About a month later, a long and respectful response came back from HHS that didn’t quite answer the request. Price noted that “the Department has a range of resources and activities, including collaborations with the National Academies, on relevant issues that will continue to guide HHS efforts to advance the integration of genomic technologies into clinical care.”

The secretary touted all the things HHS was doing in the area of genetic testing, suggesting he didn’t see any need for the study. The apparent take-away from his response was that it would take an act of Congress to get HHS to do what Swalwell and company were asking.

Now Swalwell and a bipartisan group of his colleagues have put forth The Advancing Access to Precision Medicine Act, proposed legislation that would instruct HHS and National Academy of Medicine to develop recommendations on how the federal government could reduce barriers to the use of genetic and genomic testing. The bill’s original co-sponsors include John Shimkus, R-Illinois; Scott Peters, D-California; Erik Paulsen, R-Minnesota; and Juan Vargas, D-California. If passed, Congress won’t be asking HHS to do this, they’d be telling them.

The bill also would let states apply for an exception to the federal medical assistance percentage rate to provide whole genome sequencing clinical services for certain children on Medicaid who have an unresolved disease that is suspected to have a genetic cause. The purpose is to study whether such services help settle a child’s diagnostic odyssey, improve clinical outcomes, and ultimately reduce program expenditures.

For the rare disease community, the issue is of no small consequence. Despite the falling costs of genetic testing, they can still be cost prohibitive for many families. Health insurance companies all too often refuse to pay for such tests even though they can hold the greatest promise for diagnosing a rare disease. When patients do get access to such test, it often comes after years of visits to a variety of doctors who are unable to provide the answers they seek. Given the progressive nature of many rare diseases, delays in getting a diagnosis can carry severe consequences.

Developments in genomics has led to new ways to diagnose and treat genetic disorders. It has the potential to transform the practice of medicine in a fundamental way, moving it toward a more predictive and preventative approach. It also is moving to away to treating the symptoms of disease, toward addressing the underlying causes. Ultimately, this could bend the cost curve on healthcare, extend the healthy lives of patients, and provide cures.

“In a world in which therapies exist for only 5 percent of the 7,000 known rare diseases, genomic sequencing holds the potential to not only accelerate diagnoses, but also personalize treatments, and even speed development and approval of novel therapies,” bill co-sponsor Shimkus said. “Building on the successful 21st Century Cures Act, the Advancing Access to Precision Medicine Act would help low-income families access this innovative technology.”

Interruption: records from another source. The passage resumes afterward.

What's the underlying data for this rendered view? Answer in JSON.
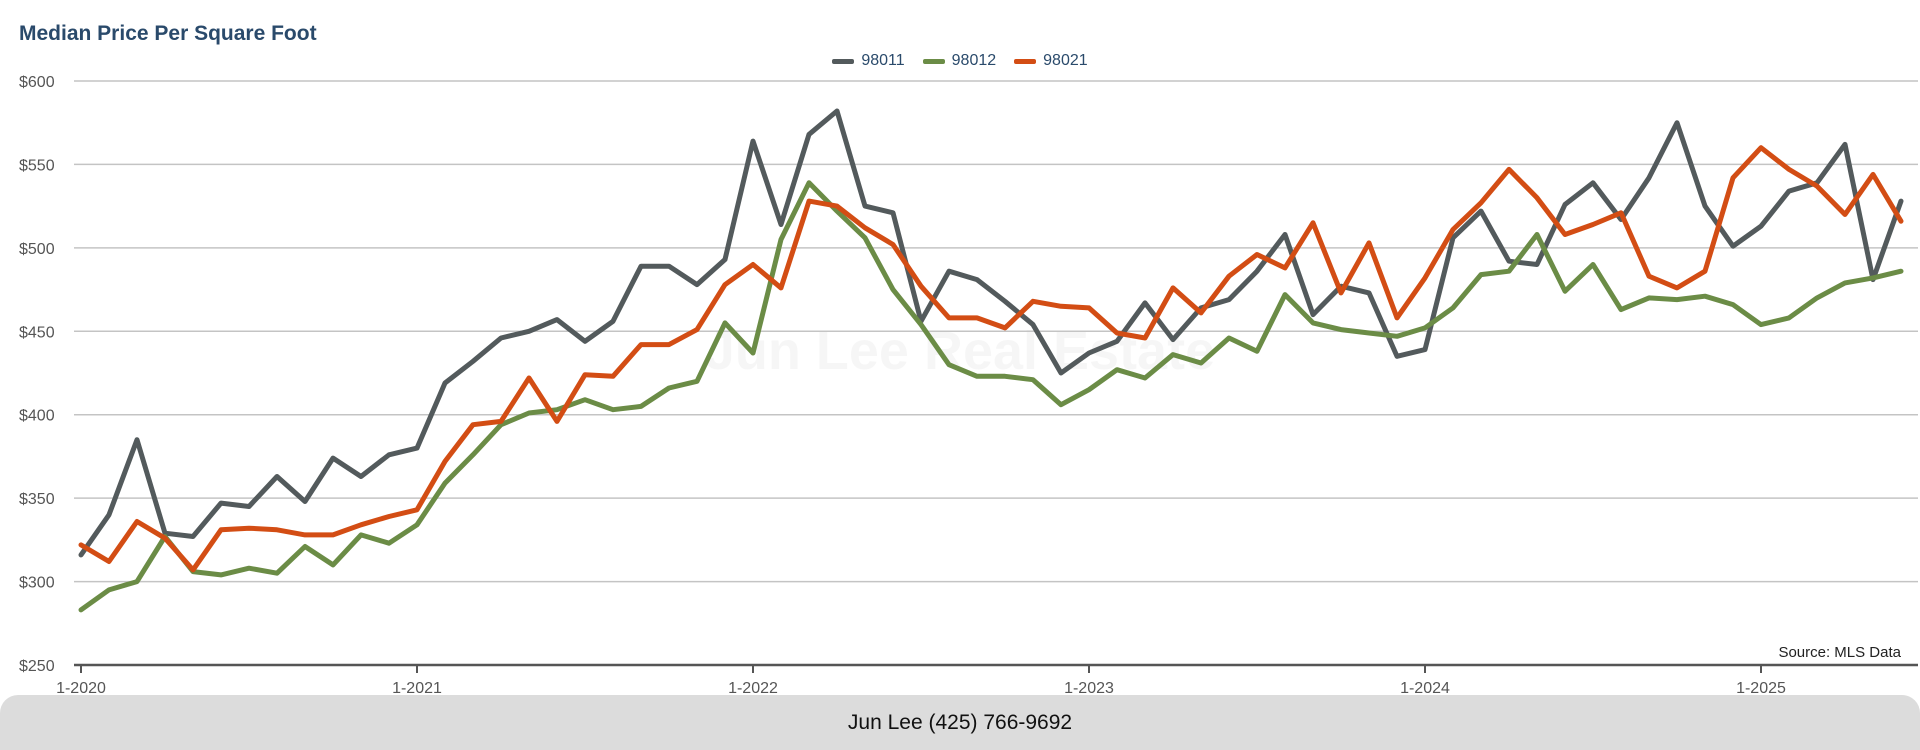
{
  "header": {
    "title": "Median Price Per Square Foot"
  },
  "watermark": "Jun Lee Real Estate",
  "source": "Source: MLS Data",
  "footer": {
    "contact": "Jun Lee (425) 766-9692"
  },
  "colors": {
    "98011": "#535a5c",
    "98012": "#6b8c46",
    "98021": "#d34d14",
    "grid": "#c4c4c4",
    "axis": "#555555"
  },
  "chart_data": {
    "type": "line",
    "title": "Median Price Per Square Foot",
    "ylim": [
      250,
      600
    ],
    "yticks": [
      250,
      300,
      350,
      400,
      450,
      500,
      550,
      600
    ],
    "ytick_labels": [
      "$250",
      "$300",
      "$350",
      "$400",
      "$450",
      "$500",
      "$550",
      "$600"
    ],
    "xticks": [
      0,
      12,
      24,
      36,
      48,
      60
    ],
    "xtick_labels": [
      "1-2020",
      "1-2021",
      "1-2022",
      "1-2023",
      "1-2024",
      "1-2025"
    ],
    "x_start": "2020-01",
    "x_end": "2025-06",
    "grid": true,
    "legend_position": "top-center",
    "series": [
      {
        "name": "98011",
        "color": "#535a5c",
        "values": [
          316,
          340,
          385,
          329,
          327,
          347,
          345,
          363,
          348,
          374,
          363,
          376,
          380,
          419,
          432,
          446,
          450,
          457,
          444,
          456,
          489,
          489,
          478,
          493,
          564,
          514,
          568,
          582,
          525,
          521,
          456,
          486,
          481,
          468,
          454,
          425,
          437,
          444,
          467,
          445,
          464,
          469,
          486,
          508,
          460,
          477,
          473,
          435,
          439,
          506,
          522,
          492,
          490,
          526,
          539,
          517,
          542,
          575,
          525,
          501,
          513,
          534,
          539,
          562,
          481,
          528
        ]
      },
      {
        "name": "98012",
        "color": "#6b8c46",
        "values": [
          283,
          295,
          300,
          327,
          306,
          304,
          308,
          305,
          321,
          310,
          328,
          323,
          334,
          359,
          376,
          394,
          401,
          403,
          409,
          403,
          405,
          416,
          420,
          455,
          437,
          505,
          539,
          522,
          506,
          475,
          454,
          430,
          423,
          423,
          421,
          406,
          415,
          427,
          422,
          436,
          431,
          446,
          438,
          472,
          455,
          451,
          449,
          447,
          452,
          464,
          484,
          486,
          508,
          474,
          490,
          463,
          470,
          469,
          471,
          466,
          454,
          458,
          470,
          479,
          482,
          486
        ]
      },
      {
        "name": "98021",
        "color": "#d34d14",
        "values": [
          322,
          312,
          336,
          326,
          307,
          331,
          332,
          331,
          328,
          328,
          334,
          339,
          343,
          372,
          394,
          396,
          422,
          396,
          424,
          423,
          442,
          442,
          451,
          478,
          490,
          476,
          528,
          525,
          512,
          502,
          477,
          458,
          458,
          452,
          468,
          465,
          464,
          449,
          446,
          476,
          461,
          483,
          496,
          488,
          515,
          473,
          503,
          458,
          482,
          511,
          527,
          547,
          530,
          508,
          514,
          521,
          483,
          476,
          486,
          542,
          560,
          547,
          537,
          520,
          544,
          516
        ]
      }
    ]
  }
}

The legislation could have ramification for patients beyond the area of rare disease as advances in sequencing is moving healthcare more broadly toward precision medicine and playing a greater role in the way physicians and drugmakers approach cancer and an emerging number of other diseases. Already the Personalized Medicine Coalition, the EveryLife Foundation for Rare Diseases, Biocom, the Advanced Medical Technology Association, and the American Association for Cancer Research are supporting the legislation.

In the world of rare diseases, much of the discussion around access focuses on getting access to high-cost therapies. But getting access to therapies can only come after a patient has access to the right physicians and access to the necessary diagnostic tests.

If patients can’t benefit from the advances that have been made because they can’t afford them, don’t have insurance, or their insurer refuses to pay for them, they are condemned to live with 20th century medicine in a 21st century world. The bill is a modest proposal. Let’s hope that it’s a first step to ensuring all patients have access to the genetic testing they need.